Thoughts on love provide the focus for one of the insightful meditative sequences in the beautifully illustrated new animated fantasy, “Kahlil Gibran’s The Prophet.” Photo courtesy of GKIDS.

“The Prophet” presents an intriguing, inspiring mix of thoughts and ideas in a beautifully animated cinematic package. The meditative sequences are particularly impressive with their stunning imagery and profound thoughts. Viewers young and old are sure to glean valuable insights from these segments. It’s truly refreshing to see a picture that attempts to offer something meaningful to more youthful audiences without being condescending or silly.

With that said, however, the film also has one major flaw – an overlong (and surprisingly somewhat juvenile) opening sequence.
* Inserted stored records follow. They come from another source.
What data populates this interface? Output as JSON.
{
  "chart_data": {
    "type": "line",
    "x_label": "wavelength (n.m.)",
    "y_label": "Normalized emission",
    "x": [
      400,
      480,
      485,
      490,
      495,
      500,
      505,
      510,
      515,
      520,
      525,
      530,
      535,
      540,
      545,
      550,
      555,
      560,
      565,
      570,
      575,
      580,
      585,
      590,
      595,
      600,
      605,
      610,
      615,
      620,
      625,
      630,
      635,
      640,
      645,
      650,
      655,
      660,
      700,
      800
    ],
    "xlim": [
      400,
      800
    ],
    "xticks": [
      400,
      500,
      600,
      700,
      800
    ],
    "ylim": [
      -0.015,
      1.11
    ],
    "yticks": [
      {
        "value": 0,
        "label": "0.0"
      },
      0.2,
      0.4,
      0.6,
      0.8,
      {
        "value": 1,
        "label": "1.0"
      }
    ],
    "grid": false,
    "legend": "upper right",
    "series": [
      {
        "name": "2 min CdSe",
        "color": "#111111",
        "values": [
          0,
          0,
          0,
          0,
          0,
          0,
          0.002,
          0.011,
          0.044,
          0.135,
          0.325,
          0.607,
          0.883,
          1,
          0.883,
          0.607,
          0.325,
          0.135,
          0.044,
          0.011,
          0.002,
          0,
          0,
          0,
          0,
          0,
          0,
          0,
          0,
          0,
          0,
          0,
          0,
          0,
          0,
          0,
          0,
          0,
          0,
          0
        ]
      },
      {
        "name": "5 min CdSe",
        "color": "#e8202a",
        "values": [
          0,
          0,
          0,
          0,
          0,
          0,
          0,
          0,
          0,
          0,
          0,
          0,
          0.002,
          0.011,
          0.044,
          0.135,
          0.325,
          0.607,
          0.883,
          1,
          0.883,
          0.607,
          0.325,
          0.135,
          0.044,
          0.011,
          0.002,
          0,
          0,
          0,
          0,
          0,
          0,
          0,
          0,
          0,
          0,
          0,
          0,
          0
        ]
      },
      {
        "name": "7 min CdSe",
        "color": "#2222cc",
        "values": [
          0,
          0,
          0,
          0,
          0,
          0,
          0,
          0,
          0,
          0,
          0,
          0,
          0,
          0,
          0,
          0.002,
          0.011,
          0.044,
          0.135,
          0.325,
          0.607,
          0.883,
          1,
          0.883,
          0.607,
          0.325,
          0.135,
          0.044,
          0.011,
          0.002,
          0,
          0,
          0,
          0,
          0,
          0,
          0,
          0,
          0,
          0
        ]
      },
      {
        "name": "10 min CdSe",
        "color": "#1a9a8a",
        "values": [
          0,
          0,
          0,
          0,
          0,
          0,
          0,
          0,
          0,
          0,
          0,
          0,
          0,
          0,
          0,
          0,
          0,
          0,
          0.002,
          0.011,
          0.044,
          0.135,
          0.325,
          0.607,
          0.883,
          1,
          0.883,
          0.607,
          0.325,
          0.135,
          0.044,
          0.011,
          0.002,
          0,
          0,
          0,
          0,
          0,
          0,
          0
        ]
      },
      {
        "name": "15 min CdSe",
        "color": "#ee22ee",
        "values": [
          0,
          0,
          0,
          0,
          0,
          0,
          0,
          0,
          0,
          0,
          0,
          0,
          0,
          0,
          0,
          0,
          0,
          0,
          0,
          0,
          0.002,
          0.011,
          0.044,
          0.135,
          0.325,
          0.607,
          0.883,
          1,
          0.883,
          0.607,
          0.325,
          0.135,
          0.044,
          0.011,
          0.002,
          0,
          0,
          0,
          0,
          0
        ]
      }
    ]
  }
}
While this segment is necessary to introduce the characters and the narrative that carries the story, its execution leaves much to be desired (and could easily turn off viewers whose patience is easily tested). So, in light of this, I heartily suggest that audience members do what they can to grit their teeth and hang on through this portion of the picture. They will indeed be richly rewarded for their persistence if they can successfully make it past a lead-in seriously in need of significant reworking.

The film is currently playing in limited release, primarily at theaters specializing in independent cinema. Visit the picture’s web site for locations where it’s being screened.

Those seeking the truth about the nature of existence have often come to the conclusion that “life is its own answer.” For some, that supposition may seem overly glib or simplistic. However, the more we look at it, the more likely we’ll come to agree with that idea, especially when we sincerely assess the source of our life’s origin. “The Prophet” helps show us the way in that regard, revealing just how beautiful, meaningful and rewarding it – and we – can be.